Abdul-Jalil is one of several former regime members who make up a powerful bloc on the council. The group includes the head of the rebels’ acting Cabinet, Mahmoud Jibril, as well as the rebels’ chief diplomat, Ali al-Essawi.
Jibril, educated at the University of Pittsburgh, helped draw up ambitious visions for the future. One of them, titled ‘Libya 2025: A Look Ahead’, called for a restricted role for the state, free expression and the opening of the free market.
Past efforts inside Gaddafi’s government have earned former regime members respect in rebel-ruled eastern Libya. They say they strive to create a democratic state, but they are not natural politicians, and the long periods many spent abroad make them distant figures.
The movement also has sought help from Libyans who have returned from exile eager to play a role in the nation’s rebirth. Chief among them is Ali Tarhouni, a straight-talking economics professor who left his teaching job at the University of Washington to become finance minister in the rebel cabinet.
The rebellion has also found space for Islamists, including former members of the Libyan Islamic Fighting Group, a radical Islamist organisation that staunchly opposed Gadhafi. Some high-ranking officials in the rebel security apparatus and military have backgrounds in the group.
Some divisions have already emerged in the rebel camp, which could expand if Gaddafi falls.
Joffe said the national council’s relationship with Libya’s Berber minority in the western Nafusa Mountains is unclear. The Berbers have spearheaded the offensive on Tripoli, as well as the uprising in the western port city of Misrata that played a central role in the war.

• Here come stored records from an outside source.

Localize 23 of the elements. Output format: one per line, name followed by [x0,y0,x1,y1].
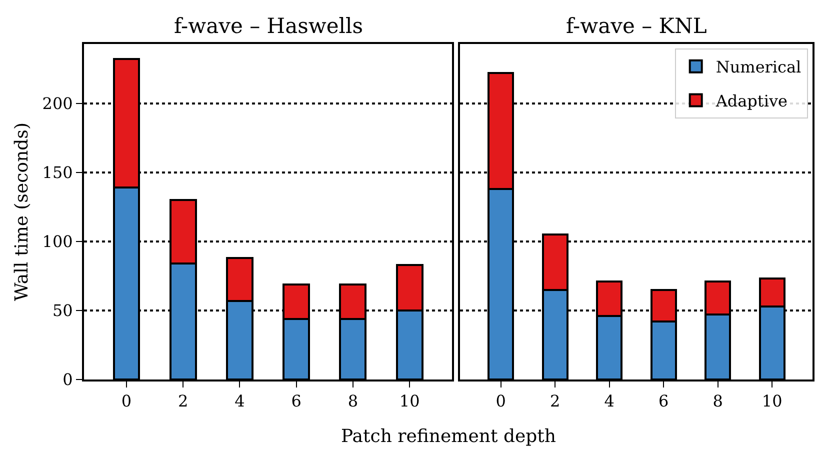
x-tick-label: 2 [178,392,188,411]
x-tick-label: 10 [762,392,782,411]
y-tick-label: 100 [42,232,73,252]
x-tick-label: 4 [604,392,614,411]
y-axis-title: Wall time (seconds) [12,122,33,302]
x-tick-label: 6 [291,392,302,411]
x-tick-label: 2 [550,392,560,411]
y-tick-label: 150 [42,163,73,182]
y-tick-label: 0 [62,370,73,390]
x-tick-label: 8 [712,392,723,411]
y-tick-label: 200 [42,94,73,113]
chart-title: f-wave – KNL [566,14,707,38]
x-tick-label: 4 [234,392,245,411]
x-tick-label: 0 [496,392,506,411]
x-tick-label: 8 [348,392,358,411]
legend-label: Adaptive [714,91,788,110]
y-tick-label: 50 [52,301,73,320]
x-axis-title: Patch refinement depth [341,426,556,447]
x-tick-label: 6 [658,392,669,411]
x-tick-label: 0 [121,392,132,411]
chart-title: f-wave – Haswells [174,14,363,38]
x-tick-label: 10 [399,392,420,411]
legend-label: Numerical [716,58,802,77]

“We don’t know whether they’ll be prepared to accept leadership of the council,” he said. “There are tensions between the Islamists on the one hand and the exiles on the other, and there are even divisions among the exiles themselves. There is no obvious leader yet, and that alone is a problem.”
The NTC was on the brink of collapse as recently as late July, with the killing of military chief Abdel-Fattah Younis. Younis was a highly divisive figure who served as Gaddafi’s interior minister until he defected to the rebellion early in the uprising, bringing his forces into the opposition ranks.
His move raised hopes among rebels and Western allies that the uprising could succeed. But some rebels remained deeply suspicious that he retained some loyalties to the dictator.
His body was found dumped outside Benghazi, along with two of his aides. The rebel leadership has insisted the assassination was the work of the Gaddafi regime, but several witnesses say Younis was killed by fellow rebels.
The slaying has fueled concerns about unity within the rebel movement, as well as the NTC’s ability to impose discipline on the units nominally under its control. It sacked the Cabinet in the wake of the killing, and has failed to name a new one.
Regardless of its failings, the NTC is the only political organisation in the rebel camp that has the potential to step in after Gadhafi, and the West has pledged to unfreeze billions of dollars in frozen Libyan assets to help the council put Libya on a new path.
For now, Gaddafi’s regime remains, albeit weakened, and fighting continued Monday in Tripoli and on other fronts.
The rebels on the battlefield remain focused on finishing the job, but also say they are keeping their eyes on the future.
It will take “a long time for Libyans to get used to the new system and the new democracy,” said Akram Ammar, a rebel fighting in the Tripoli offensive. “But in the end, it will be better.”